Sept. 11, 2021

Day Two Of Habiticia Journal Challenge

I know I didn't post yesterday. I should've but I drank a bit and was basically to tired too. And I also drank a little tonight, so sorry if this sounds weird. So yesterday I worked from 8-12. I work administration in a medical office, mostly call list and some paperwork, so we leave early on Friday since there aren't any doctors there. I felt bad because my sister wanted to hang out this weekend and gave me a text yesterday and I couldn't decide whether I wanted to or not because my stomach hurt on Thursday and I don't know I keep thinking all this COVID stuff even though I'm vaccinated and she's become very anit-mask and vaccine and stuff, though she's enough where she doesn't care that much you know it makes me worry when I'm sick and stuff. To be far my sister does think and tell when she feels sick but like, I don't know I wonder if I should wear mask in the car with her and stuff. The last time I did because I had felt bad and sick. It was Labor Day and I don't know all of Labor Day weekend I didn't really feel like myself. My family had all gone to a football game and usually I go there with them, they live 3 hours away so not that far but I decided I wanted to stay home, had planned to like stay up all night watchin One Piece, play video games and such, but I felt like off, I don't know can't explain it. Anyway, ya, probably wasn't sick and all was good. Sorta, felt like I wasted a Labor Day weekend, did stay up late Thursday watching One piece and getting into the Walten Files which was fun. But I like couldn't motivate myself to do anything, and I don't think my sister understood that I couldn't do anything but not in the fun way.

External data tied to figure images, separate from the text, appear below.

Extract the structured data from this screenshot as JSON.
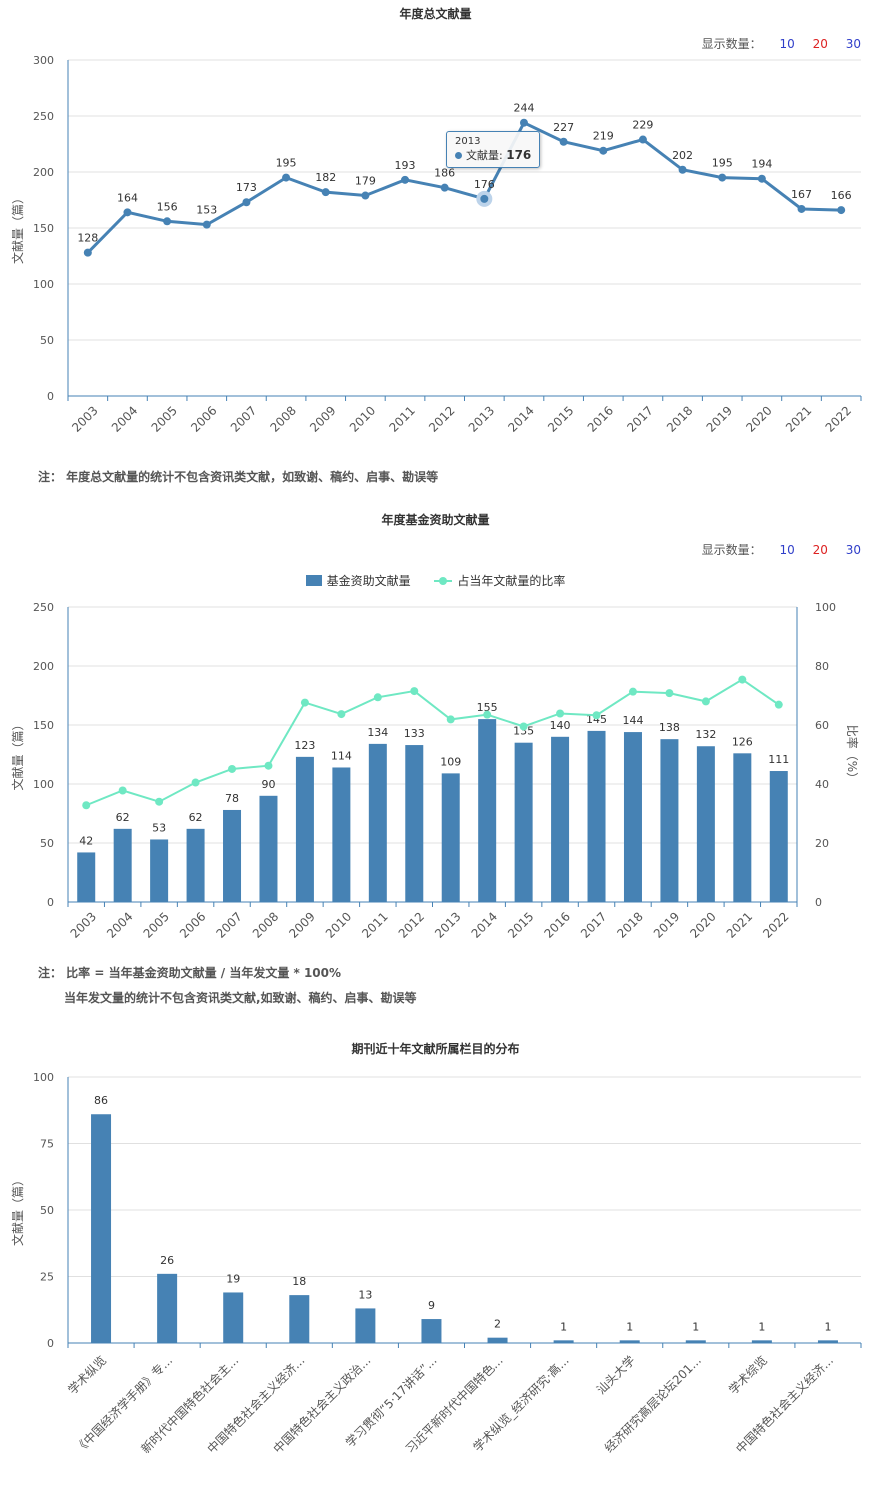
{
  "chart1": {
    "title": "年度总文献量",
    "count_label": "显示数量：",
    "count_options": [
      "10",
      "20",
      "30"
    ],
    "ylabel": "文献量（篇）",
    "note": "注：   年度总文献量的统计不包含资讯类文献，如致谢、稿约、启事、勘误等",
    "tooltip": {
      "year": "2013",
      "label": "文献量:",
      "value": "176"
    }
  },
  "chart2": {
    "title": "年度基金资助文献量",
    "count_label": "显示数量：",
    "count_options": [
      "10",
      "20",
      "30"
    ],
    "ylabel_left": "文献量（篇）",
    "ylabel_right": "比率（%）",
    "legend_bar": "基金资助文献量",
    "legend_line": "占当年文献量的比率",
    "note_line1": "注：   比率 = 当年基金资助文献量 / 当年发文量 * 100%",
    "note_line2": "当年发文量的统计不包含资讯类文献,如致谢、稿约、启事、勘误等"
  },
  "chart3": {
    "title": "期刊近十年文献所属栏目的分布",
    "ylabel": "文献量（篇）"
  },
  "colors": {
    "primary": "#4682b4",
    "ratio_line": "#6fe8c3",
    "grid": "#e0e0e0"
  },
  "chart_data": [
    {
      "type": "line",
      "title": "年度总文献量",
      "ylabel": "文献量（篇）",
      "x": [
        "2003",
        "2004",
        "2005",
        "2006",
        "2007",
        "2008",
        "2009",
        "2010",
        "2011",
        "2012",
        "2013",
        "2014",
        "2015",
        "2016",
        "2017",
        "2018",
        "2019",
        "2020",
        "2021",
        "2022"
      ],
      "values": [
        128,
        164,
        156,
        153,
        173,
        195,
        182,
        179,
        193,
        186,
        176,
        244,
        227,
        219,
        229,
        202,
        195,
        194,
        167,
        166
      ],
      "ylim": [
        0,
        300
      ],
      "yticks": [
        0,
        50,
        100,
        150,
        200,
        250,
        300
      ],
      "grid": true
    },
    {
      "type": "bar",
      "title": "年度基金资助文献量",
      "ylabel": "文献量（篇）",
      "y2label": "比率（%）",
      "categories": [
        "2003",
        "2004",
        "2005",
        "2006",
        "2007",
        "2008",
        "2009",
        "2010",
        "2011",
        "2012",
        "2013",
        "2014",
        "2015",
        "2016",
        "2017",
        "2018",
        "2019",
        "2020",
        "2021",
        "2022"
      ],
      "series": [
        {
          "name": "基金资助文献量",
          "type": "bar",
          "axis": "left",
          "values": [
            42,
            62,
            53,
            62,
            78,
            90,
            123,
            114,
            134,
            133,
            109,
            155,
            135,
            140,
            145,
            144,
            138,
            132,
            126,
            111
          ]
        },
        {
          "name": "占当年文献量的比率",
          "type": "line",
          "axis": "right",
          "values": [
            32.8,
            37.8,
            34.0,
            40.5,
            45.1,
            46.2,
            67.6,
            63.7,
            69.4,
            71.5,
            61.9,
            63.5,
            59.5,
            63.9,
            63.3,
            71.3,
            70.8,
            68.0,
            75.4,
            66.9
          ]
        }
      ],
      "ylim": [
        0,
        250
      ],
      "yticks": [
        0,
        50,
        100,
        150,
        200,
        250
      ],
      "y2lim": [
        0,
        100
      ],
      "y2ticks": [
        0,
        20,
        40,
        60,
        80,
        100
      ],
      "legend": "top-center",
      "grid": true
    },
    {
      "type": "bar",
      "title": "期刊近十年文献所属栏目的分布",
      "ylabel": "文献量（篇）",
      "categories": [
        "学术纵览",
        "《中国经济学手册》专...",
        "新时代中国特色社会主...",
        "中国特色社会主义经济...",
        "中国特色社会主义政治...",
        "学习贯彻“5·17讲话”...",
        "习近平新时代中国特色...",
        "学术纵览_经济研究·高...",
        "汕头大学",
        "经济研究高层论坛201...",
        "学术综览",
        "中国特色社会主义经济..."
      ],
      "values": [
        86,
        26,
        19,
        18,
        13,
        9,
        2,
        1,
        1,
        1,
        1,
        1
      ],
      "ylim": [
        0,
        100
      ],
      "yticks": [
        0,
        25,
        50,
        75,
        100
      ],
      "grid": true
    }
  ]
}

So this week I got back into exercising and eating good and going to bed at nine and all that. And I had decided not to go on Friday because I had been feeling all good going to work then suddenly started feeling tired. I think It was really because I had woke up in the middle of the night with shoulder pain, probably because I hadn't done my weight exercises in a while. So I told her wasn't gonna come. So I made a smoothie for lunch, played with my dog and read some of the Art Fairy, and realized I started feeling better but thought It'd be fun to stay home and then she texts me asking if I could come at like 6 to watch her kids while they slept. So I told her I could come now, because I love I love her kids, she has a 2 year who is so sweet and cute and a 6 months old. I love my sister too, but like, she can deal with it If I don't wanna come over. :P I really did miss them over Labor Day so I went, stayed till like 9 so obvs I didn't go to bed till like 10 but it wasn't intentional and like I did sleep 7 hours, actually I slept almost 10. :P So I work up a little later then planned at 9:30 in the morning, ate, walked on the treadmill then walked my dog some. Then I read some of the Art Fairy. I think I can appreciate the theme and like there are too many metaphors and lot don't make sense but I think I get what the author was trying to do, sorta create a world that mixed wonderful, perfect fairytale fantasy and our messy existence. Just, it's too much, and that's the issue. I just don't know to review it because I don't know where the errors are and where it's just writing style. Took a nap after that and then of course I was worried and thought I might have to stay up all night to read more, like not only the Art Fairy book but the one for my writing and the one for the Habitica reading challenge but I decided to drink wine and order some good food instead and watch anime and feel pretty good. Really needed to clean one of the cabinets in my kitchen though. It's become like the place where I stuff everything that doesn't fit in the fridge, but now now it's too full and I can't find anything, I keep putting that on my To Do put haven't done it yet. Did everything else besides that. Hopefully tomorrow.